Students have been selected from all corners of the state - from Orroroo to Port Lincoln, Booleroo Centre to Adelaide, Kapunda to Loxton.
Food and Fibre Education SA manager Belinda Cay says the camp will showcase more than 50 careers in the state's food and fibre industries sector, making students realise that traditional agricultural careers are more than just gumboots and tractors.
Ms Cay says the camp challenges the traditional views of agriculture - with the camp called 'food and fibre', to not only reflect the terminology used in the national curriculum, but also to reflect that the industry is responsible for growing sustainable and nutritious food, such as grains, beef, sheep meat and horticultural produce. It also explores natural fibres, such as wool.
"Over the four-day camp students will hear from a range of industry representatives who will speak openly about their career pathways, salaries and opportunities," she said.
"Students get to ask about the pros and cons of the career and see their work place in action.
"We have run these camps for a number of years now and we are seeing the initiative both encouraging people to move into related certificate or tertiary study pathways and then through to the industry, and changing their perceptions of what agricultural careers look like.
New Holland Agriculture, who are platinum sponsors of the 2019 camp, became involved with the Food and Fibre initiative as they see huge potential in delivering initiatives, which positively promote the industry.
New Holland Agriculture SA sales manager Peter Brooks says with estimates of about five jobs for every one agricultural or agribusiness graduate, initiatives that help attract the next generation of experts are essential.
"New Holland uses STEAM (Science, Technology, Engineering, Agriculture and Math) skills every day to build innovative machinery for Australian growers - some of our farm implements are equipped with four computers, they steer themselves, measure grain quality and quantity, map the land topography and have features to reduce emissions," he said.
"We are always seeking skilled graduates to help us deliver the next innovative solution to sustainable agriculture.
"We are keen to show students that the industry is not just for people from a farming background, it is for innovators, entrepreneurs, scientists and business managers.

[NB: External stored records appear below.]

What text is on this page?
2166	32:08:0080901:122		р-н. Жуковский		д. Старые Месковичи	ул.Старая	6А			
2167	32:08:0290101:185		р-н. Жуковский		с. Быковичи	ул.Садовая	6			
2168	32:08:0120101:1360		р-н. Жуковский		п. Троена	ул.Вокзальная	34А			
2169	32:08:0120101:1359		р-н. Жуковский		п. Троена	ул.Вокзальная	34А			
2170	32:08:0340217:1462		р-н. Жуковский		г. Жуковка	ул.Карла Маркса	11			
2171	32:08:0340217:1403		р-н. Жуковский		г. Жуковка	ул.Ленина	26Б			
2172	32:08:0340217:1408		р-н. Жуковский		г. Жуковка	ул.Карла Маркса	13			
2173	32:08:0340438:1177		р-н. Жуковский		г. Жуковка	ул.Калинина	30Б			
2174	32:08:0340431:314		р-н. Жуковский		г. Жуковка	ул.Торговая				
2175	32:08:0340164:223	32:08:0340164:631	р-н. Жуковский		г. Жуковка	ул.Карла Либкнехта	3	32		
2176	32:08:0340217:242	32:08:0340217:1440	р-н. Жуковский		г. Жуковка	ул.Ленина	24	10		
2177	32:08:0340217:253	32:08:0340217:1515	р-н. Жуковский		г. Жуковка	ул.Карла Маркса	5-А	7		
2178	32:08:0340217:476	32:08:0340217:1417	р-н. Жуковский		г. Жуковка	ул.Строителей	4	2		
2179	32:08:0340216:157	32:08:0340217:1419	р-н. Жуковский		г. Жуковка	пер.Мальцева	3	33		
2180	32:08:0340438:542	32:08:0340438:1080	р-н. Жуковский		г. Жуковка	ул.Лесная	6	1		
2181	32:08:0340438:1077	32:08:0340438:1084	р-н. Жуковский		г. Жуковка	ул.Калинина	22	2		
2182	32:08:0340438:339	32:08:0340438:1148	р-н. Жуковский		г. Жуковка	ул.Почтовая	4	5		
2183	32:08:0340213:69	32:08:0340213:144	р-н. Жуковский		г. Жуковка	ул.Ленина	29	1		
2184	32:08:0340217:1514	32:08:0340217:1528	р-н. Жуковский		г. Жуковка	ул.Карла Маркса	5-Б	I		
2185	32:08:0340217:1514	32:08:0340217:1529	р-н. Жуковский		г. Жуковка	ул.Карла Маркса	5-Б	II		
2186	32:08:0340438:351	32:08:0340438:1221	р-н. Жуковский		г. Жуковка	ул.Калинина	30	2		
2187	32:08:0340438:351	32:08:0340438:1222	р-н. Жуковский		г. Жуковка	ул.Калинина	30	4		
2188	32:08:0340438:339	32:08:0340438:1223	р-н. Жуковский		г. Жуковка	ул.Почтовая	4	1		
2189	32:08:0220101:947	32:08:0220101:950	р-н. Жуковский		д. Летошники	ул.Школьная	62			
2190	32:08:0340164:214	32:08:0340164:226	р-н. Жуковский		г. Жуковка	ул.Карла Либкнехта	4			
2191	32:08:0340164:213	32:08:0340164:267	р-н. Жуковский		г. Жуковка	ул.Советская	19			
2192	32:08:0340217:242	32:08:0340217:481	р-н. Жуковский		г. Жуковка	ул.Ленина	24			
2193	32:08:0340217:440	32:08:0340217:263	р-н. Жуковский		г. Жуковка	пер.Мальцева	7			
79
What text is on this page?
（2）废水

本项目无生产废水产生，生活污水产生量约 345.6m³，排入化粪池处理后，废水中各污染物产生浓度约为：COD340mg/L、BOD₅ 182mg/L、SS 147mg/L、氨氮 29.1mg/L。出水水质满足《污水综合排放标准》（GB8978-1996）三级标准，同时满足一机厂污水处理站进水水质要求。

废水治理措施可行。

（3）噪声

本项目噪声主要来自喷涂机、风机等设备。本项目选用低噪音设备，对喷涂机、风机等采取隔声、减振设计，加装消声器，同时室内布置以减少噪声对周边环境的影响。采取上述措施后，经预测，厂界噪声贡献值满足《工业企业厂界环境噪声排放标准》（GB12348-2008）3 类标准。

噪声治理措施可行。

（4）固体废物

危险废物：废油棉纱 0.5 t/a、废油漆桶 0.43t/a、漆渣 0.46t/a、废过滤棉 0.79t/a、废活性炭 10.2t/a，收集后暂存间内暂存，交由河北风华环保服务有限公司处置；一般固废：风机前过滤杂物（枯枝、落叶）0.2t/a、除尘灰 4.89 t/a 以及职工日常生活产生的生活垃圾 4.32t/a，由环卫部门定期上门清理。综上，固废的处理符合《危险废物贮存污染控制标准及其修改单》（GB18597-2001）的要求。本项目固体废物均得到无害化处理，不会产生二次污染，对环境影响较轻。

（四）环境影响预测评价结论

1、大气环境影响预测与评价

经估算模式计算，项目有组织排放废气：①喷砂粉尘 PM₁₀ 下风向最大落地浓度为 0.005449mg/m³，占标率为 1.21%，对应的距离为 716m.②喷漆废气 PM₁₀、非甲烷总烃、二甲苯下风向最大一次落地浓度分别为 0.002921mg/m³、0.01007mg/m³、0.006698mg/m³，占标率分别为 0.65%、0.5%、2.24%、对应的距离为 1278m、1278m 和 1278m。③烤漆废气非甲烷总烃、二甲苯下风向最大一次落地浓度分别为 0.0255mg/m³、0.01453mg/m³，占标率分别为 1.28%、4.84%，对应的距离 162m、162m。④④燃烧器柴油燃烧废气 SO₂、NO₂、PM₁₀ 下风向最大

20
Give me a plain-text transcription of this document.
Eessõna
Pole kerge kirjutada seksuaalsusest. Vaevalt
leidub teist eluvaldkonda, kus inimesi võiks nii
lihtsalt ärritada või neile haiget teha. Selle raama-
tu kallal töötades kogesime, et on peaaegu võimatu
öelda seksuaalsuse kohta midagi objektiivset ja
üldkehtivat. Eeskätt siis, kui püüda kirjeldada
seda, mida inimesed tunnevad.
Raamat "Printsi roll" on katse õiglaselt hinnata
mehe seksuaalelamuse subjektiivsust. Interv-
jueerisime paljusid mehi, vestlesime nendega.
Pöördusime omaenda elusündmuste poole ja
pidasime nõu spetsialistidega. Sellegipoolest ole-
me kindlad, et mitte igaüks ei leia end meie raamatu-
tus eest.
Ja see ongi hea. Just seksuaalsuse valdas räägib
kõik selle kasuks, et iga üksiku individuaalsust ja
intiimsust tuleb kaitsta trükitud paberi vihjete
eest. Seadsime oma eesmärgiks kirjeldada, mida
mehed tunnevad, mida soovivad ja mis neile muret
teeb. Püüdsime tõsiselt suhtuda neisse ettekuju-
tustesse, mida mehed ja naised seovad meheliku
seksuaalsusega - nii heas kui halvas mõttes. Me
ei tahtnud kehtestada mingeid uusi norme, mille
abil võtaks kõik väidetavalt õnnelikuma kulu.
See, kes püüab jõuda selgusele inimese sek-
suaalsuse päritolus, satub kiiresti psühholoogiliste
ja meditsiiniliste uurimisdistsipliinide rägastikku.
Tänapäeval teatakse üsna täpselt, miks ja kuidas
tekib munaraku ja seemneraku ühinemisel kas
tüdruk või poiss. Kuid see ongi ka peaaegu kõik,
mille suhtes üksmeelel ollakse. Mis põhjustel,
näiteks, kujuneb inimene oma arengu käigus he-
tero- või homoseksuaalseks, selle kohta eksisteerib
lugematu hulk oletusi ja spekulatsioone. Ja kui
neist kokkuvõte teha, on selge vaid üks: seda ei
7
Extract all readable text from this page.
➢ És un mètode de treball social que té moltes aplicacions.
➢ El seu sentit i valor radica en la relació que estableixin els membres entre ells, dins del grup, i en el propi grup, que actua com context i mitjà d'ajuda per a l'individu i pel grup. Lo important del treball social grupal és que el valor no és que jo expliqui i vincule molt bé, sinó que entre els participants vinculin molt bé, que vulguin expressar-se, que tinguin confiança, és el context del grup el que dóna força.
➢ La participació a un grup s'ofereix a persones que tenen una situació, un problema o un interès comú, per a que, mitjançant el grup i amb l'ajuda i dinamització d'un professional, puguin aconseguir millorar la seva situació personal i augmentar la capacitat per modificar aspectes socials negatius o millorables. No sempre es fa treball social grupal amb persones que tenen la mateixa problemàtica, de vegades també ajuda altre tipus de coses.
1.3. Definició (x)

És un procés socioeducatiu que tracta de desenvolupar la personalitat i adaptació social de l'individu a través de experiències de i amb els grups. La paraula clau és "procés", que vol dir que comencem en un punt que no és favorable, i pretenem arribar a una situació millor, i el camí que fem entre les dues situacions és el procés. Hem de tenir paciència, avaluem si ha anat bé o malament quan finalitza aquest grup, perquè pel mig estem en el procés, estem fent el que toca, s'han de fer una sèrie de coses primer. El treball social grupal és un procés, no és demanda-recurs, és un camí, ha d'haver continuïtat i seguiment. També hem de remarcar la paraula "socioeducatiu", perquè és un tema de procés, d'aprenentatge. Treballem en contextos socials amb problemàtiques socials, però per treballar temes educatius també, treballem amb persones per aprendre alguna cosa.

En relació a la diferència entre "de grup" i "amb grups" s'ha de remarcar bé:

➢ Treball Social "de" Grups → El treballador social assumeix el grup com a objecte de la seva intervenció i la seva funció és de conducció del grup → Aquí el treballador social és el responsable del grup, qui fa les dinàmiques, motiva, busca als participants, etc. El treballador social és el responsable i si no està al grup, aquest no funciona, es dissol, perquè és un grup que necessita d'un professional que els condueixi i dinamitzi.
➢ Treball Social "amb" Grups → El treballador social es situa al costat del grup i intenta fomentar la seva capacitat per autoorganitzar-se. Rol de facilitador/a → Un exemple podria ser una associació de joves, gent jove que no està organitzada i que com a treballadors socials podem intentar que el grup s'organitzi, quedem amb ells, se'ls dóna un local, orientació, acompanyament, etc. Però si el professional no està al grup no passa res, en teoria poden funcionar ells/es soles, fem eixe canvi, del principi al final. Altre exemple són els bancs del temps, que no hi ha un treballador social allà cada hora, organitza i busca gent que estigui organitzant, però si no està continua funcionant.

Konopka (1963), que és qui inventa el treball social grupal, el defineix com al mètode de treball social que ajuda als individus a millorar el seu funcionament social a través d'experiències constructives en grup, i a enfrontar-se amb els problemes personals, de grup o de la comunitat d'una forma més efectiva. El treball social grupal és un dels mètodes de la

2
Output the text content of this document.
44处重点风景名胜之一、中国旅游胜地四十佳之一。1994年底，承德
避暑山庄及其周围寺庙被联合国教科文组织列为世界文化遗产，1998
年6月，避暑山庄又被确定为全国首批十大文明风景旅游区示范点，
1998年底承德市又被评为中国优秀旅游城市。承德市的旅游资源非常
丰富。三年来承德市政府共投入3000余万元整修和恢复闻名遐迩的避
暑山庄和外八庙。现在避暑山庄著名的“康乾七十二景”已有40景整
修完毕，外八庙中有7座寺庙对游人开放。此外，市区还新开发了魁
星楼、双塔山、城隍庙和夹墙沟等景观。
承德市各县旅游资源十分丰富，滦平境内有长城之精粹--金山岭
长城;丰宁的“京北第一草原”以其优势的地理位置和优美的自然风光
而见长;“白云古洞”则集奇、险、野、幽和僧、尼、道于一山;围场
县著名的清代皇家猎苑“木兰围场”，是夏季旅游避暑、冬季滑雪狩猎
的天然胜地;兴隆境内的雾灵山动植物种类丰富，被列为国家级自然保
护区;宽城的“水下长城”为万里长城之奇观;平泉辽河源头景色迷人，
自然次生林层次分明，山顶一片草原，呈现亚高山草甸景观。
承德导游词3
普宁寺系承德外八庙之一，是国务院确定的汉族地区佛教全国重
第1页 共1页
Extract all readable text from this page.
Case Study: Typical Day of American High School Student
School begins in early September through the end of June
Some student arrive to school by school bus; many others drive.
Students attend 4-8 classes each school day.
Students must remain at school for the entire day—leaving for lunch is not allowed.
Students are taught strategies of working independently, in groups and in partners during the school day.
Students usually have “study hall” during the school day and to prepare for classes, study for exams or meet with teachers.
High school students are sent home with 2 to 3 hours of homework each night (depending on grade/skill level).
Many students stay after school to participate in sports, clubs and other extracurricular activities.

The students will be able to understand first-hand what goes on in the regions and the opportunities we offer both nationally and internationally".
Along with a site visit to experience the latest in New Holland machinery, students will explore the University of Adelaide's Roseworthy and Waite Campus, Platinum Ag, Coopers Brewery, Australian Grain Technology, Princess Royal Station Feedlot, Lauke Feed Mills and Lienerts.
Ms Cay says the program is designed to showcase the careers along the value chain - from paddock to plate.
Following the camp, which is endorsed by the Agricultural Teachers Association of SA, students will complete a week-long work placement at a business of interest.
Food and Fibre Education SA is supported by the University of Adelaide, Grains Producers SA, New Holland, the Royal Agricultural & Horticultural Society and the Crop Science Society of SA.